Defining the ‘Interprise’ Network

MCA CNS TeamCradlepoint, MCA News

Cloud, Workforce Mobility & IoT Turn the Internet into the New Corporate Network

Defining the ‘Interprise’ Network
The “Interprise” network is the enterprise architecture of today. It leverages the Internet and virtual technologies to extend the traditional enterprise network.

To fully understand the “Interprise” movement, though, we must first take a look at what it is and how it came about.

For the past 25 years, corporate network administration and IT have more or less operated within the same basic structure. Companies had their central locations, regional networks, branch networks, and remote workers — all of which were connected via a private network back to a private data center that was owned and operated by the company. That data center held all of the applications that ran the business, including payroll, ERP systems, accounting, CRM, and even Point-of-Sale (POS).

Security and management functions such as firewall policies, ACLs, VPN configuration, and more were conducted on hardware at each branch location or back at headquarters. This system has been called the “enterprise network,” and it has been around for as long as many of us can remember.

Today the Internet is becoming the new corporate network — the Internet enterprise, or the “Interprise.” This new paradigm is gaining traction because of three major technology shifts: cloud, workforce mobility, and the Internet of Things (IoT).

How We Arrived at the ‘Interprise’

Cloud

Instead of buying their own servers and running their own private data centers, businesses are now utilizing the cloud, such as Amazon AWS, Office 365, Azure, Google, Rackspace, and more.
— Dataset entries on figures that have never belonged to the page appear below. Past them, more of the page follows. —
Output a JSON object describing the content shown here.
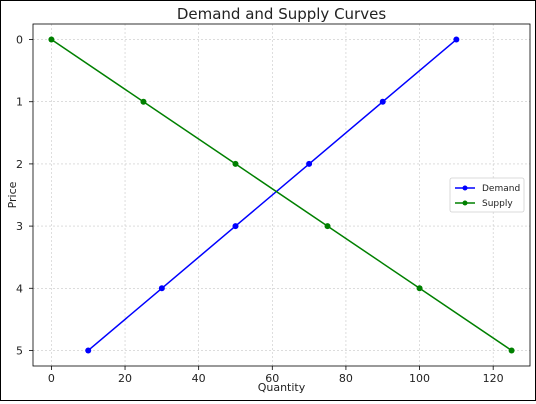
{
  "chart_data": {
    "type": "line",
    "title": "Demand and Supply Curves",
    "xlabel": "Quantity",
    "ylabel": "Price",
    "xlim": [
      -5,
      130
    ],
    "ylim": [
      5.25,
      -0.25
    ],
    "y_axis_inverted": true,
    "xticks": [
      0,
      20,
      40,
      60,
      80,
      100,
      120
    ],
    "yticks": [
      0,
      1,
      2,
      3,
      4,
      5
    ],
    "grid": true,
    "legend_position": "center-right",
    "series": [
      {
        "name": "Demand",
        "color": "#0000ff",
        "marker": "circle",
        "x": [
          10,
          30,
          50,
          70,
          90,
          110
        ],
        "y": [
          5,
          4,
          3,
          2,
          1,
          0
        ]
      },
      {
        "name": "Supply",
        "color": "#008000",
        "marker": "circle",
        "x": [
          0,
          25,
          50,
          75,
          100,
          125
        ],
        "y": [
          0,
          1,
          2,
          3,
          4,
          5
        ]
      }
    ]
  }
}
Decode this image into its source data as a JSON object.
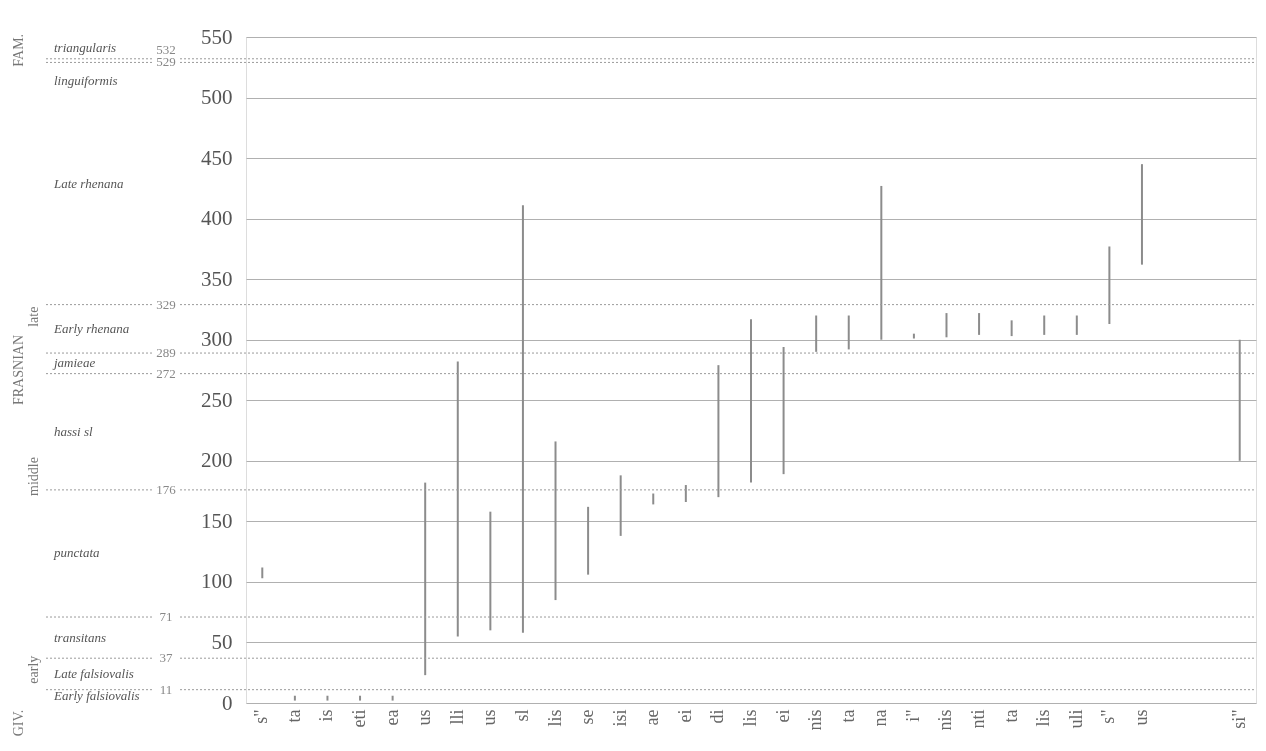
{
  "chart_data": {
    "type": "bar",
    "categories": [
      "s\"",
      "ta",
      "is",
      "eti",
      "ea",
      "us",
      "lli",
      "us",
      "sl",
      "lis",
      "se",
      "isi",
      "ae",
      "ei",
      "di",
      "lis",
      "ei",
      "nis",
      "ta",
      "na",
      "i\"",
      "nis",
      "nti",
      "ta",
      "lis",
      "uli",
      "s\"",
      "us",
      null,
      null,
      "si\""
    ],
    "base": [
      103,
      2,
      2,
      2,
      2,
      23,
      55,
      60,
      58,
      85,
      106,
      138,
      164,
      166,
      170,
      182,
      189,
      290,
      292,
      300,
      301,
      302,
      304,
      303,
      304,
      304,
      313,
      362,
      null,
      null,
      200
    ],
    "values": [
      9,
      4,
      4,
      4,
      4,
      159,
      227,
      98,
      353,
      131,
      56,
      50,
      9,
      14,
      109,
      135,
      105,
      30,
      28,
      127,
      4,
      20,
      18,
      13,
      16,
      16,
      64,
      83,
      null,
      null,
      100
    ],
    "color": "#8c8c8c",
    "ylim": [
      0,
      550
    ],
    "yticks": [
      0,
      50,
      100,
      150,
      200,
      250,
      300,
      350,
      400,
      450,
      500,
      550
    ],
    "grid": "y",
    "ref_lines": [
      {
        "axis": "y",
        "value": 11,
        "label": "11",
        "line_style": "dotted",
        "color": "#9a9a9a"
      },
      {
        "axis": "y",
        "value": 37,
        "label": "37",
        "line_style": "dotted",
        "color": "#9a9a9a"
      },
      {
        "axis": "y",
        "value": 71,
        "label": "71",
        "line_style": "dotted",
        "color": "#9a9a9a"
      },
      {
        "axis": "y",
        "value": 176,
        "label": "176",
        "line_style": "dotted",
        "color": "#9a9a9a"
      },
      {
        "axis": "y",
        "value": 272,
        "label": "272",
        "line_style": "dotted",
        "color": "#9a9a9a"
      },
      {
        "axis": "y",
        "value": 289,
        "label": "289",
        "line_style": "dotted",
        "color": "#9a9a9a"
      },
      {
        "axis": "y",
        "value": 329,
        "label": "329",
        "line_style": "dotted",
        "color": "#9a9a9a"
      },
      {
        "axis": "y",
        "value": 529,
        "label": "529",
        "line_style": "dotted",
        "color": "#9a9a9a"
      },
      {
        "axis": "y",
        "value": 532,
        "label": "532",
        "line_style": "dotted",
        "color": "#9a9a9a"
      }
    ],
    "annotations": [
      "Early falsiovalis",
      "Late falsiovalis",
      "transitans",
      "punctata",
      "hassi sl",
      "jamieae",
      "Early rhenana",
      "Late rhenana",
      "linguiformis",
      "triangularis",
      "GIV.",
      "FRASNIAN",
      "FAM.",
      "early",
      "middle",
      "late"
    ]
  }
}
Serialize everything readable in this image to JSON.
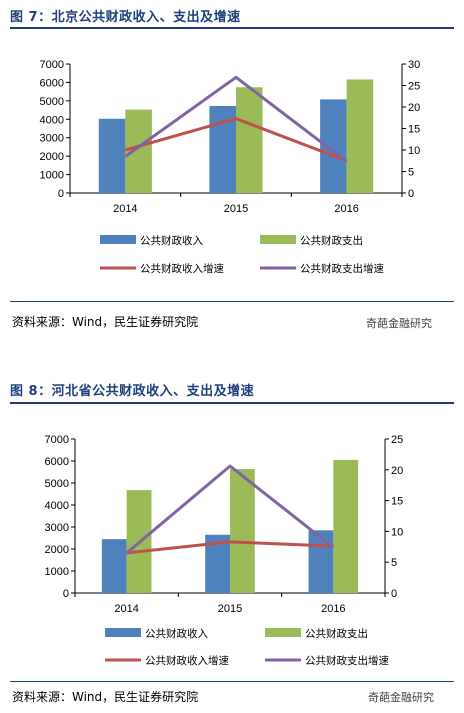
{
  "figures": [
    {
      "title": "图 7：北京公共财政收入、支出及增速",
      "source": "资料来源：Wind，民生证券研究院",
      "watermark": "奇葩金融研究",
      "chart_data": {
        "type": "bar",
        "categories": [
          "2014",
          "2015",
          "2016"
        ],
        "series": [
          {
            "name": "公共财政收入",
            "type": "bar",
            "axis": "left",
            "color": "#4f81bd",
            "values": [
              4027,
              4724,
              5081
            ]
          },
          {
            "name": "公共财政支出",
            "type": "bar",
            "axis": "left",
            "color": "#9bbb59",
            "values": [
              4525,
              5738,
              6161
            ]
          },
          {
            "name": "公共财政收入增速",
            "type": "line",
            "axis": "right",
            "color": "#c0504d",
            "values": [
              10.0,
              17.3,
              7.5
            ]
          },
          {
            "name": "公共财政支出增速",
            "type": "line",
            "axis": "right",
            "color": "#8064a2",
            "values": [
              8.5,
              26.9,
              7.3
            ]
          }
        ],
        "ylim": [
          0,
          7000
        ],
        "yticks": [
          "0",
          "1000",
          "2000",
          "3000",
          "4000",
          "5000",
          "6000",
          "7000"
        ],
        "y2lim": [
          0,
          30
        ],
        "y2ticks": [
          "0",
          "5",
          "10",
          "15",
          "20",
          "25",
          "30"
        ],
        "legend_position": "bottom"
      }
    },
    {
      "title": "图 8：河北省公共财政收入、支出及增速",
      "source": "资料来源：Wind，民生证券研究院",
      "watermark": "奇葩金融研究",
      "chart_data": {
        "type": "bar",
        "categories": [
          "2014",
          "2015",
          "2016"
        ],
        "series": [
          {
            "name": "公共财政收入",
            "type": "bar",
            "axis": "left",
            "color": "#4f81bd",
            "values": [
              2447,
              2649,
              2850
            ]
          },
          {
            "name": "公共财政支出",
            "type": "bar",
            "axis": "left",
            "color": "#9bbb59",
            "values": [
              4678,
              5632,
              6050
            ]
          },
          {
            "name": "公共财政收入增速",
            "type": "line",
            "axis": "right",
            "color": "#c0504d",
            "values": [
              6.5,
              8.3,
              7.6
            ]
          },
          {
            "name": "公共财政支出增速",
            "type": "line",
            "axis": "right",
            "color": "#8064a2",
            "values": [
              6.5,
              20.6,
              7.4
            ]
          }
        ],
        "ylim": [
          0,
          7000
        ],
        "yticks": [
          "0",
          "1000",
          "2000",
          "3000",
          "4000",
          "5000",
          "6000",
          "7000"
        ],
        "y2lim": [
          0,
          25
        ],
        "y2ticks": [
          "0",
          "5",
          "10",
          "15",
          "20",
          "25"
        ],
        "legend_position": "bottom"
      }
    }
  ]
}
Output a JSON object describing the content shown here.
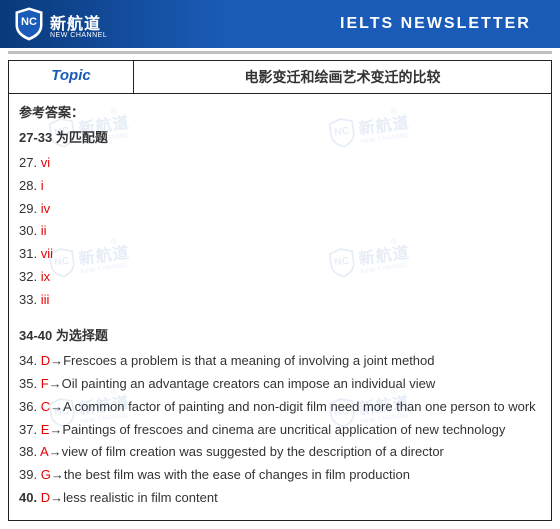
{
  "header": {
    "logo_cn": "新航道",
    "logo_en": "NEW CHANNEL",
    "title": "IELTS  NEWSLETTER"
  },
  "topic": {
    "label": "Topic",
    "value": "电影变迁和绘画艺术变迁的比较"
  },
  "ref_label": "参考答案：",
  "section_match": {
    "title": "27-33 为匹配题",
    "items": [
      {
        "num": "27.",
        "ans": "vi"
      },
      {
        "num": "28.",
        "ans": "i"
      },
      {
        "num": "29.",
        "ans": "iv"
      },
      {
        "num": "30.",
        "ans": "ii"
      },
      {
        "num": "31.",
        "ans": "vii"
      },
      {
        "num": "32.",
        "ans": "ix"
      },
      {
        "num": "33.",
        "ans": "iii"
      }
    ]
  },
  "section_choice": {
    "title": "34-40 为选择题",
    "items": [
      {
        "num": "34.",
        "letter": "D",
        "text": "→Frescoes a problem is that a meaning of involving a joint method"
      },
      {
        "num": "35.",
        "letter": "F",
        "text": "→Oil painting an advantage creators can impose an individual view"
      },
      {
        "num": "36.",
        "letter": "C",
        "text": "→A common factor of painting and non-digit film need more than one person to work"
      },
      {
        "num": "37.",
        "letter": "E",
        "text": "→Paintings of frescoes and cinema are uncritical application of new technology"
      },
      {
        "num": "38.",
        "letter": "A",
        "text": "→view of film creation was suggested by the description of a director"
      },
      {
        "num": "39.",
        "letter": "G",
        "text": "→the best film was with the ease of changes in film production"
      },
      {
        "num": "40.",
        "letter": "D",
        "text": "→less realistic in film content",
        "bold_num": true
      }
    ]
  },
  "colors": {
    "brand_blue": "#1a5bb8",
    "header_dark": "#0a3a7a",
    "answer_red": "#e60000",
    "border": "#222222",
    "underline": "#c0c0c0"
  },
  "watermark": {
    "cn": "新航道",
    "en": "NEW CHANNEL"
  }
}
They are leasing servers rather than buying them; this gives them the flexibility to match business cycles.

Workforce Mobility

IDC predicts that, by 2020, mobile workers will compose more than 72 percent of the total U.S. workforce. They will work from home, while traveling, or at Starbucks. In other words, work today is something you do, not a place where you go.

These mobile employees and contractors require infrastructure that supports their particular technology needs as they connect back to applications in the data center, in the cloud, and through SaaS.
In the past, new employees would receive a company-issued computer and a phone on their first day of work. Today, they take those computers outside the office — along with their own personal devices, such as cell phones and tablets.

This enormous security challenge is mitigated in the office, where on-premises routers, firewalls, and IDS/IPS are doing their job. However, when employees work from home or from their favorite coffee locale, they access corporate materials via guest WiFi, the public Internet, tablets, and smartphones — and the risk level skyrockets.

The migration of security policies from headquarters to the cloud enables those policies to follow employees everywhere they go.

Internet of Things (IoT)

The IoT’s increasingly large presence in critical business functions has companies looking to adjust their business models. It may no longer make financial sense to expect customers to come to a physical location. Instead, with IoT technologies, companies can bring their services directly to customers.

A company that offers mobile dialysis can send its machines out to locations such as elder care facilities, minimizing long trips to the hospital for people who live in rural areas. From a security and electronic healthcare record (EHR) perspective, these IoT dialysis machines are all connecting to SaaS applications in the cloud, where records are securely held and updated.

Historically, all of this traffic — people, things, applications — has been connected via a private network: an enterprise network. Now, however, everything and everyone can be connected via the Internet, forming an “Interprise” network.

Why the ‘Interprise’ is Secure & Trustworthy

The challenge with using the public Internet as your company’s backbone is the attack surface — it’s the heightened risk that someone can find and exploit your virtual data center.

Cradlepoint NetCloud is a cloud-based Network-as-a-Service (NaaS) that allows you to leverage the Internet in a completely private environment, with private IP addresses and traffic that is always bank-level encrypted end to end. For the first time, you can apply consistent security services to traffic in the office and flowing over the Internet — giving your network admin team unprecedented control.

Traditional VPNs take all network traffic back to the data center before sending it to the Internet, which is highly inefficient. With NetCloud’s virtual cloud overlay networks, you can quickly and easily create a secure private network that streamlines the process, moving security to the public Internet instead of the data center.

When you’re in the office, NetCloud intelligently steps aside in favor of on-premises security hardware and services. Outside the office, NetCloud takes over, ensuring end-to-end security and always-on connectivity.

The Future of the ‘Interprise’

Whether your company is looking to partially or even fully put its network architecture in the cloud, one thing is certain: the less complex you can make the move, the better. The “Interprise” is now essential for network administrators, IT professionals, corporate employees, and the entire economy — and Cradlepoint NetCloud will help you join the revolution.